I’m not the first person to come up with this simple table, but I think it can help with some “ah-ha” moments. If I can get my savings rates up, and find where I can cut expenses I can catapult myself into a much shorter working career if I want.

To build this table and graph I’m assuming basic investing into index funds, an average return of 8% per year, and a safe withdrawal rate of 4% per year. It assumes you start with zero debt, zero savings and an unchanging income or expenses through the years. It also assumes you get no pension or social security later in life ass well. It’s not exactly what you’ll use to figure out when you can retire, but it can start to give you a pretty good idea.

Saving’s Rate Years Until Retirement
5% 45 years
10% 35.9 years
15% 30.5 years
20% 26.6 years
25% 23.4 years
30% 20.8 years
35% 18.5 years
40% 16.4 years
45% 14.5 years
50% 12.8 years
55% 11.2 years
60% 9.7 years
65% 8.2 years
70% 6.8 years
75% 5.5 years
80% 4.1 years
85% 2.9 years
90% 1.6 years
95% 0.3 years


What I actually use to figure out my approximate retirement date isn’t too far from what I’ve shown here, it’s really just a tweaked version of the same equations that include my current investments, current savings rate, and projections of future expenses and raises. I use a spreadsheet to figure it out and it takes maybe a half hour

retirement_equationThis is pretty close to a spreadsheet I would use to roughly approximate where I should be over the years. Saving’s per year is about the only thing I’ll change as I expect expenses like student loans and mortgages to drop over the years and pay raises to come up. And if I would want $30k per year to retire today, I would add a percent or two of inflation per year to figure out what I would need when I actually plan to retire.
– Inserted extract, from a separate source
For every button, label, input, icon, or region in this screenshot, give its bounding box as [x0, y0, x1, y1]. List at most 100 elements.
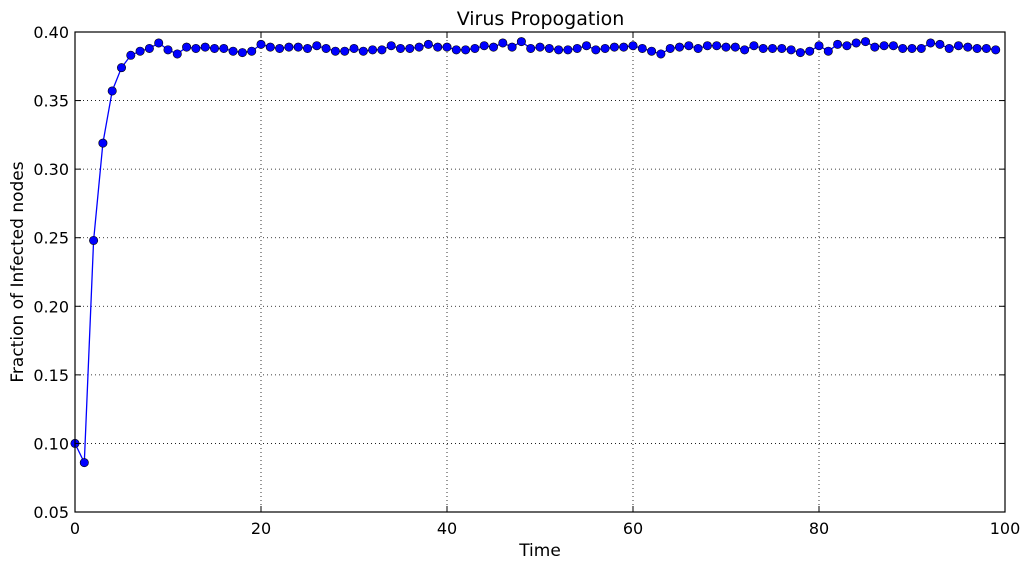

So you may still ask, “Why would I want to retire early?”. For most that question has an obvious answer, but for others who really love their jobs it may not be.

  • Simple financial security, you don’t actually have to retire one you hit the 4% rule in investment accounts. It sure is nice to know you can quit whenever you want though.
  • Lose your job, I’ve met people that lost their well paying job they had for decades only to be working at a bar or some other low paying job to make ends meet. Save while you can so you can get out if your career field changes.
  • Take time for yourself. Most of us are wildly different during our childhood and have a more curious and exploitative nature then we do when working the same job 40-50 hour weeks. It’s not part of growing up that changes us, it’s the repetitive and draining nature of working a job that takes up most of our lives that changes us.
  • Some people retire early so they can give more attention to their children.
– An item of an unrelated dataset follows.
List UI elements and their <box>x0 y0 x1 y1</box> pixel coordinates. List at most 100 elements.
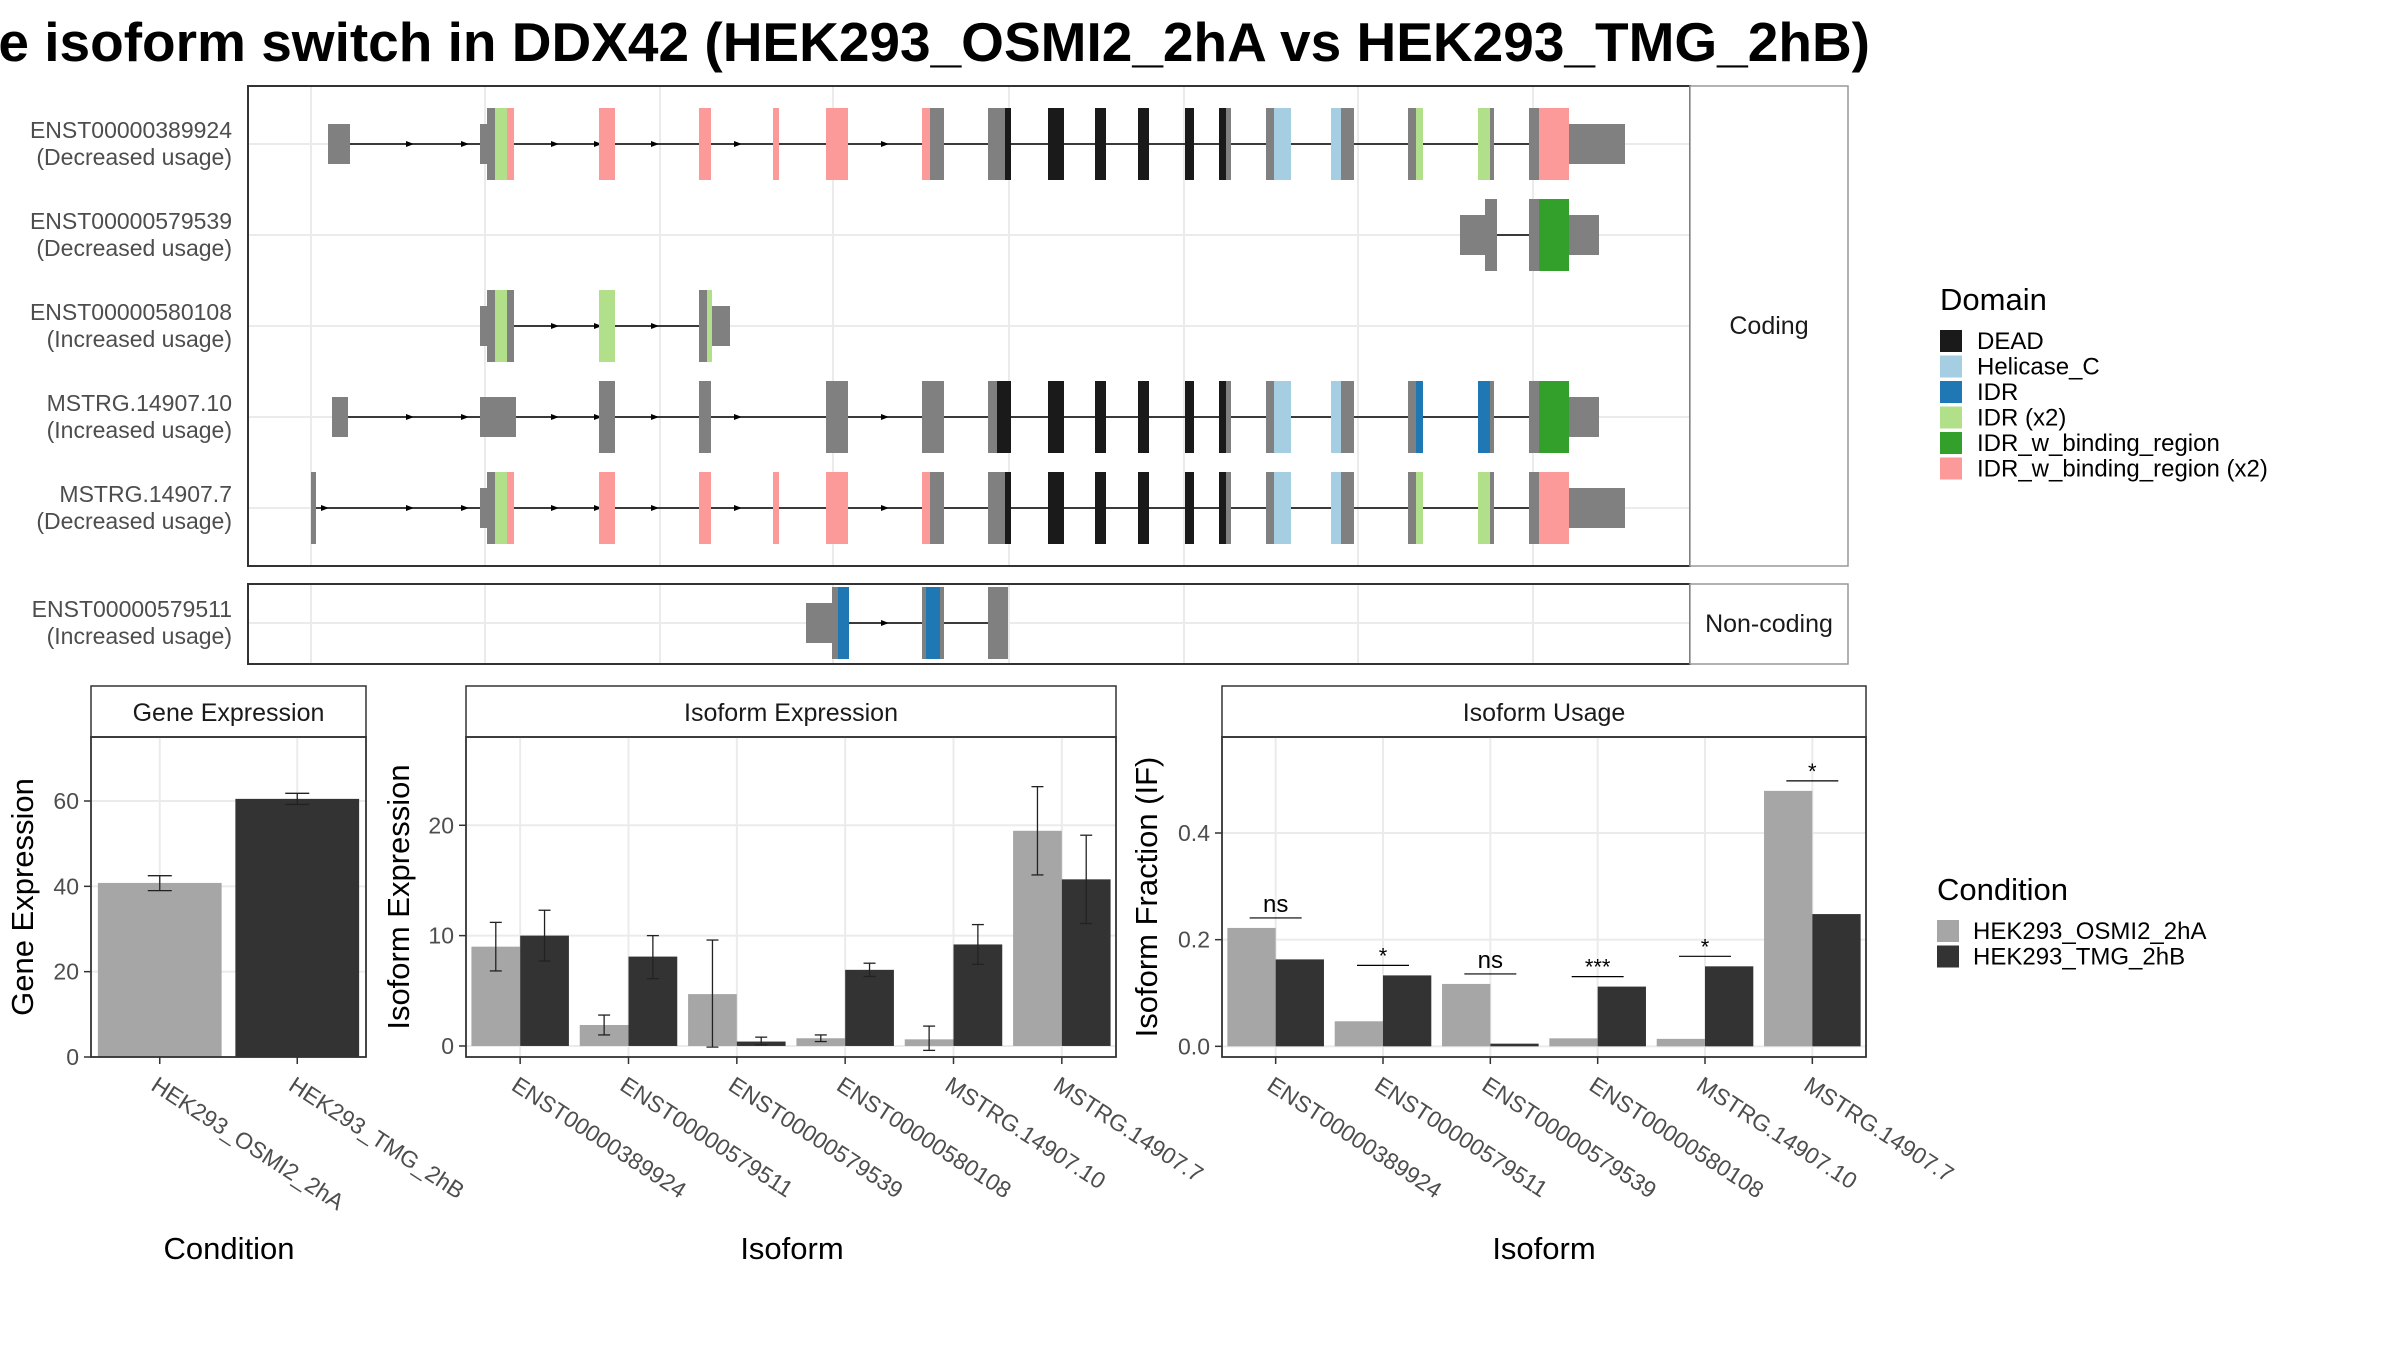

There are loads of reasons to take personal finance seriously, but the main repeating line is that it opens up options in your life you’ll never have if you’re relying on that paycheck every week.


4 comments on “When can I retire

  • A nice, basic approach when looking solely at income from investment/retirement accounts. However, as you astutely note, too many people have a dismal savings rate and haven’t taken the time to assess what their savings rate should be for a given desired retirement age.

  • Don’t forget to factor inflation into your calculations. An average of 3% will really extend those years by quite a bit!

    It’s amazing how much a little extra saving can really knock off years of labor from your life. People always assume that 10% or some arbitrary number like that will suffice, but in reality its better to go with something much higher; almost until it hurts!
    My Money Design recently posted…Last Week Tonight’s John Oliver on Retirement Plans – Hilarious!My Profile

    • That’s a very fair point, I usually think of inflation as 2% or under per year and average return to be over 8% and maybe 10%+ so I considered it a bit of a wash. You made me do some quick research and I see the average inflation rate has been a massive 3.22% per year over the last 20 years and 8% return over the long run may be as good as it gets. Something to definitely consider as we’d all rather underestimate than over.

  • Good simple breakdown, interesting to see how when you bump up your savings rate the time until retirement really starts dropping. Even little changes (5% decrease in spending) across your budget can have a huge impact on how long you are working.